L’élection présidentielle est largement en vue ( de toutes façons étant donné le système actuel quinquennal elle est en vue dès l’élection précédente acquise).

Pour y réfléchir, même si je dois changer d’avis, essayons d’être logique. D’abord quelles seraient les grandes lignes politiques qui me semblent essentielles à faire avancer. Pour moi j’en vois trois que je donne dans le désordre, sans détailler ici. Premièrement une urgence environnementale. L’aveuglement face à la crise est toujours aussi grand et ce ne sont pas les sommets internationaux actuels qui actuellement y changent grand-chose. Deuxièmement une crise de gouvernance économique, les politiques ayant laissé la main des décisions essentielles aux multinationales financières ou à des organismes internationaux, comme l’union européenne, qui pratiquent globalement une politique dans l’intérêt de ce capitalisme financier. Le problème étant comment reprendre la main. Troisièmement une crise démocratique complexe liée autant à la situation actuelle qu’à une évolution générale d’une forme de la modernité vers plus d’autonomie des individus (le mauvais côté d’une bonne chose). Les propositions sont loin d’être évidentes.
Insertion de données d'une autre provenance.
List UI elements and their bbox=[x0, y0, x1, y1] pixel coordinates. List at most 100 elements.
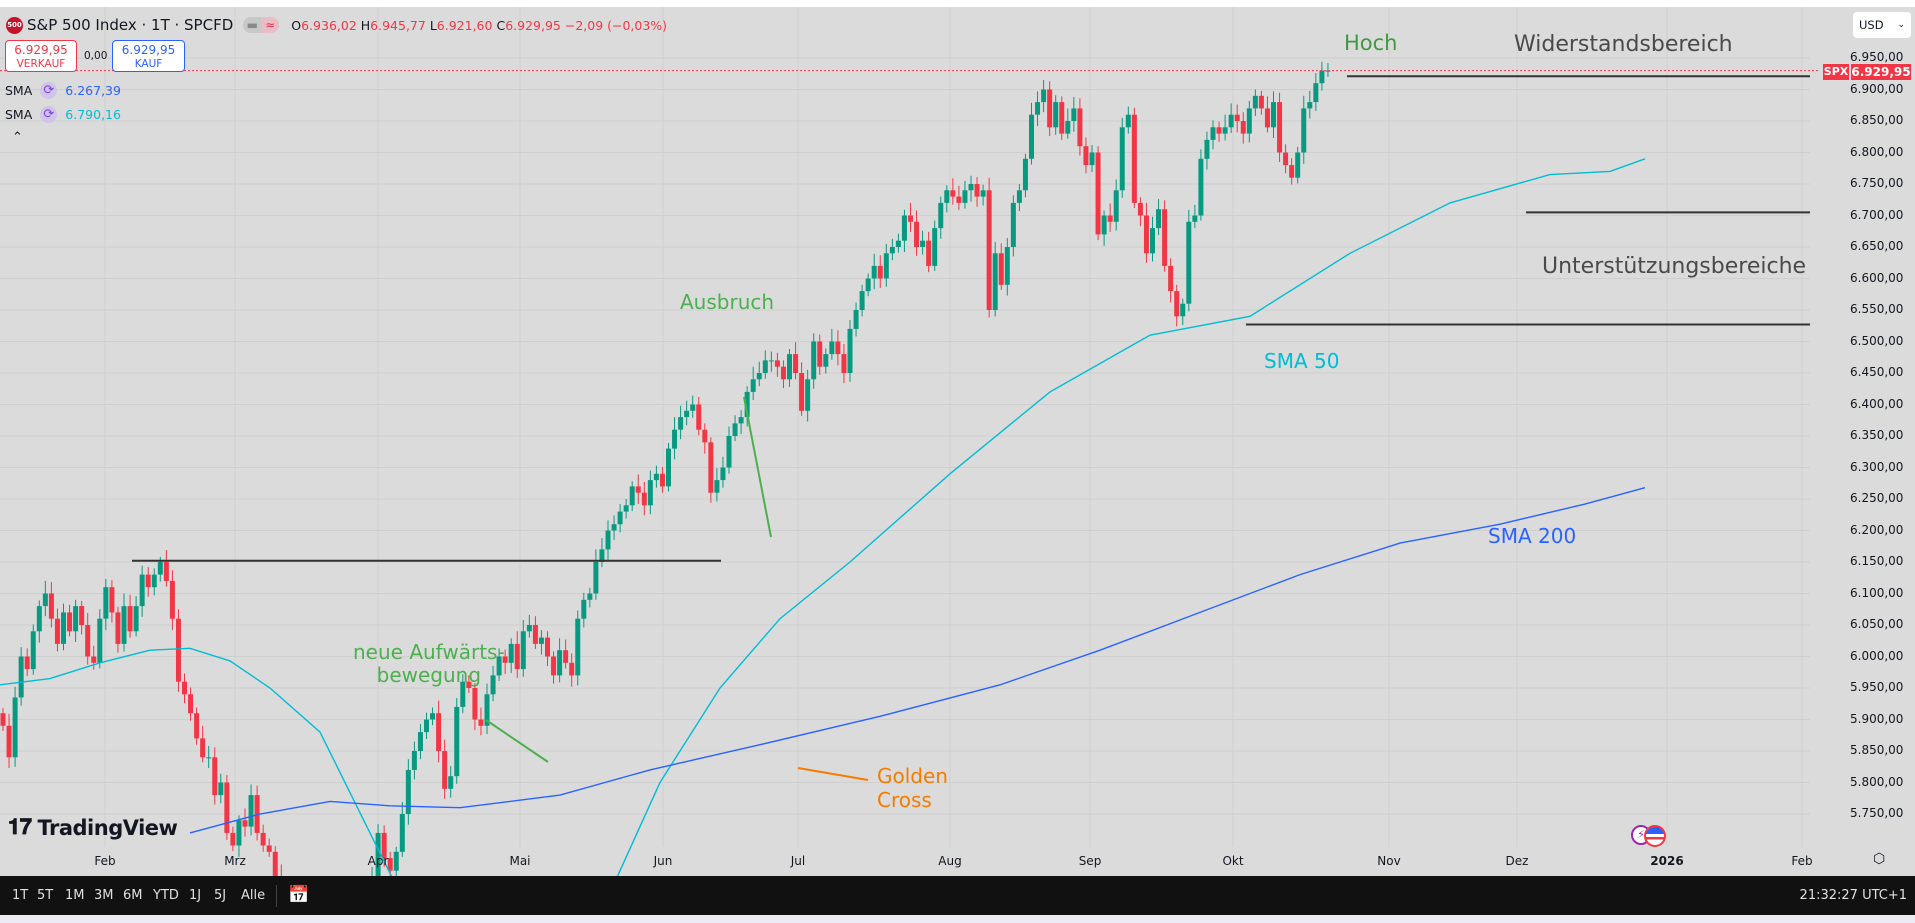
tradingview-logo[interactable]: 𝟏𝟕 TradingView bbox=[8, 815, 178, 840]
indicator-value: 6.790,16 bbox=[65, 107, 121, 122]
sell-button[interactable]: 6.929,95 VERKAUF bbox=[5, 40, 77, 72]
annotation-line-1: Golden bbox=[877, 764, 948, 788]
open-label: O bbox=[291, 17, 302, 33]
refresh-icon[interactable]: ⟳ bbox=[40, 106, 58, 123]
price-axis-label: 6.650,00 bbox=[1850, 239, 1904, 253]
tradingview-logo-text: TradingView bbox=[37, 815, 178, 840]
indicator-value: 6.267,39 bbox=[65, 83, 121, 98]
annotation-line-1: neue Aufwärts- bbox=[353, 640, 505, 664]
delayed-data-icon: ≈ bbox=[261, 17, 280, 33]
price-axis-label: 6.200,00 bbox=[1850, 522, 1904, 537]
indicator-sma-50[interactable]: SMA ⟳ 6.790,16 bbox=[5, 106, 121, 123]
range-alle[interactable]: Alle bbox=[241, 888, 266, 903]
range-5t[interactable]: 5T bbox=[37, 888, 54, 903]
chart-area[interactable] bbox=[0, 7, 1915, 876]
high-value: 6.945,77 bbox=[370, 17, 426, 33]
price-axis-label: 6.400,00 bbox=[1850, 396, 1904, 411]
price-axis-label: 6.700,00 bbox=[1850, 207, 1904, 222]
indicator-sma-200[interactable]: SMA ⟳ 6.267,39 bbox=[5, 82, 121, 99]
time-axis-label: Sep bbox=[1078, 854, 1102, 868]
price-axis-label: 6.150,00 bbox=[1850, 554, 1904, 568]
time-axis-label: Aug bbox=[938, 854, 962, 868]
price-axis-label: 6.000,00 bbox=[1850, 648, 1904, 663]
annotation-neue-aufwaertsbewegung[interactable]: neue Aufwärts- bewegung bbox=[353, 641, 505, 687]
price-tag-value: 6.929,95 bbox=[1851, 64, 1911, 80]
range-1t[interactable]: 1T bbox=[12, 888, 29, 903]
time-axis-label: Jul bbox=[790, 854, 806, 868]
annotation-widerstandsbereich[interactable]: Widerstandsbereich bbox=[1514, 32, 1733, 57]
time-axis-label: Apr bbox=[367, 854, 389, 868]
price-axis-label: 5.950,00 bbox=[1850, 680, 1904, 694]
annotation-sma-50[interactable]: SMA 50 bbox=[1264, 349, 1340, 373]
annotation-hoch[interactable]: Hoch bbox=[1344, 31, 1398, 55]
annotation-golden-cross[interactable]: Golden Cross bbox=[877, 764, 948, 812]
price-axis-label: 6.750,00 bbox=[1850, 176, 1904, 190]
range-1j[interactable]: 1J bbox=[189, 888, 202, 903]
price-axis-label: 6.550,00 bbox=[1850, 302, 1904, 316]
price-axis-label: 6.450,00 bbox=[1850, 365, 1904, 379]
price-axis-label: 5.800,00 bbox=[1850, 774, 1904, 789]
range-1m[interactable]: 1M bbox=[65, 888, 85, 903]
price-axis-label: 6.050,00 bbox=[1850, 617, 1904, 631]
price-axis-label: 6.900,00 bbox=[1850, 81, 1904, 96]
toolbar-divider bbox=[276, 885, 277, 907]
refresh-icon[interactable]: ⟳ bbox=[40, 82, 58, 99]
symbol-status-pill[interactable]: ▬ ≈ bbox=[243, 17, 280, 33]
low-value: 6.921,60 bbox=[436, 17, 493, 33]
annotation-unterstuetzungsbereiche[interactable]: Unterstützungsbereiche bbox=[1542, 254, 1807, 279]
price-axis-label: 5.750,00 bbox=[1850, 806, 1904, 820]
price-axis-label: 5.900,00 bbox=[1850, 711, 1904, 726]
time-axis-label: Feb bbox=[94, 854, 116, 868]
price-axis-label: 6.950,00 bbox=[1850, 50, 1904, 64]
indicator-name: SMA bbox=[5, 83, 33, 98]
close-label: C bbox=[496, 17, 506, 33]
currency-label: USD bbox=[1859, 18, 1884, 32]
time-axis-label: 2026 bbox=[1650, 854, 1684, 868]
buy-button[interactable]: 6.929,95 KAUF bbox=[112, 40, 185, 72]
buy-price: 6.929,95 bbox=[121, 43, 176, 57]
chart-settings-icon[interactable]: ⬡ bbox=[1873, 851, 1886, 867]
chart-legend: 500 S&P 500 Index · 1T · SPCFD ▬ ≈ O6.93… bbox=[6, 15, 667, 35]
sell-price: 6.929,95 bbox=[14, 43, 68, 57]
annotation-line-2: Cross bbox=[877, 788, 932, 812]
open-value: 6.936,02 bbox=[301, 17, 357, 33]
bottom-toolbar: 1T 5T 1M 3M 6M YTD 1J 5J Alle 📅 21:32:27… bbox=[0, 876, 1915, 915]
time-axis-label: Jun bbox=[653, 854, 673, 868]
range-3m[interactable]: 3M bbox=[94, 888, 114, 903]
time-axis-label: Nov bbox=[1377, 854, 1401, 868]
time-axis-label: Mai bbox=[509, 854, 531, 868]
market-closed-icon: ▬ bbox=[243, 17, 262, 33]
change-value: −2,09 (−0,03%) bbox=[564, 17, 668, 33]
currency-select[interactable]: USD ⌄ bbox=[1853, 12, 1911, 38]
us-flag-event-icon[interactable] bbox=[1644, 825, 1666, 847]
symbol-logo-icon: 500 bbox=[6, 16, 23, 34]
price-tag-symbol: SPX bbox=[1823, 64, 1849, 80]
price-axis-label: 6.800,00 bbox=[1850, 144, 1904, 159]
symbol-title[interactable]: S&P 500 Index · 1T · SPCFD bbox=[27, 16, 234, 34]
annotation-line-2: bewegung bbox=[376, 663, 482, 687]
time-axis-label: Feb bbox=[1791, 854, 1813, 868]
price-chart[interactable] bbox=[0, 7, 1915, 876]
spread-value: 0,00 bbox=[84, 50, 108, 62]
price-axis-label: 6.100,00 bbox=[1850, 585, 1904, 600]
price-axis-label: 6.850,00 bbox=[1850, 113, 1904, 127]
go-to-date-icon[interactable]: 📅 bbox=[288, 885, 310, 905]
price-axis-label: 6.250,00 bbox=[1850, 491, 1904, 505]
range-6m[interactable]: 6M bbox=[123, 888, 143, 903]
time-axis-label: Mrz bbox=[224, 854, 246, 868]
price-axis-label: 6.300,00 bbox=[1850, 459, 1904, 474]
range-5j[interactable]: 5J bbox=[214, 888, 227, 903]
range-ytd[interactable]: YTD bbox=[153, 888, 179, 903]
clock-timezone[interactable]: 21:32:27 UTC+1 bbox=[1799, 888, 1907, 903]
time-axis-label: Okt bbox=[1222, 854, 1244, 868]
price-axis-label: 5.850,00 bbox=[1850, 743, 1904, 757]
annotation-ausbruch[interactable]: Ausbruch bbox=[680, 290, 775, 314]
economic-events[interactable]: ⚡ bbox=[1631, 825, 1669, 847]
annotation-sma-200[interactable]: SMA 200 bbox=[1488, 524, 1577, 548]
price-axis-label: 6.600,00 bbox=[1850, 270, 1904, 285]
low-label: L bbox=[429, 17, 437, 33]
chevron-up-icon[interactable]: ⌃ bbox=[12, 130, 23, 145]
price-axis-label: 6.350,00 bbox=[1850, 428, 1904, 442]
buy-label: KAUF bbox=[134, 58, 163, 70]
time-axis-label: Dez bbox=[1505, 854, 1529, 868]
Le problème ensuite est celui du résultat prévisible de l’élection. S’il est évident que chaque élection réserve toujours une large part d’inconnu, qui met du sel dans ce monde trop tristounet, il y a quand même des évidences. Les trois, quatre, voire cinq qualifiables sont dans le désordre Le Pen, un Républicain (et pour moi ce sera Sarkozy, que je vois d’ailleurs élu), un Socialiste (certainement Hollande) et pourquoi pas un plus à gauche type Mélanchon, à la rigueur un centriste type Bayrou si Sarkozy est candidat. Les deux derniers, s’ils peuvent éventuellement devancer le socialiste ou le Républicain n’ont quasiment aucune chance d’aller au second tour, encore que le centriste c’est moins sûr, cela serait l’inconnu de ce scrutin. Et le duel prévisible est Républicain - Le Pen avec la victoire du premier (Sarkozy je parie depuis longtemps). Sur ces cinq candidats on ne peut pas dire qu’ils feront avancer grand-chose sur les trois domaines dont je parlais plus haut, sauf si l’urgence de l’actualité avec une pression médiatique les y contraint, et alors peu importe qui sera aux manettes. Pourtant on ne peut quand même pas dire qu’il n’y a pas de différences entre les cinq solutions. Il est évident qu’une élection (et même un grand score, pourtant prévisible) de Le Pen serait catastrophique à bien des égards, sans sombrer dans la paranoïa gauchiste (elle n’est pas nazie, ni même fasciste). L’élection de Sarkozy serait elle aussi, même différemment, préjudiciable. Il suffit de voir son programme, même s’il est fait pour ne pas être appliqué. La division des Français, le retour réactionnaire, au moins au niveau des idées est très profond. Pour les autres si c’est un Républicain type Juppé (mais il va très probablement se faire bouffer par les dents longues et politiciennes de Sarkozy), un socialiste ou un centriste la différence est plus que mince. Un candidat plus à gauche n’aurait aucune chance au second tour, sauf imprévus d’actualité gravissime.

Dans ces conditions le vote est par élimination. Si les trois possibles étaient un Républicain type Juppé, un socialiste ou un centriste l’élection n’aurait pas d’importance et on pourrait voter au premier tour pour un candidat plus marginal (je n’en vois pas pour l’instant, le seul qui me paraissait convenable Hulot s’est désisté, et je le comprends bien). Donc dans le contexte actuel il faudra dès le premier tour voter utile, c'est-à-dire parmi ceux qui vont émerger des primaires ou un centriste qui tenterait de faire tomber Sarkozy.

On va voir ce qu’il en sera alors. Attendons les primaires et leurs conséquences.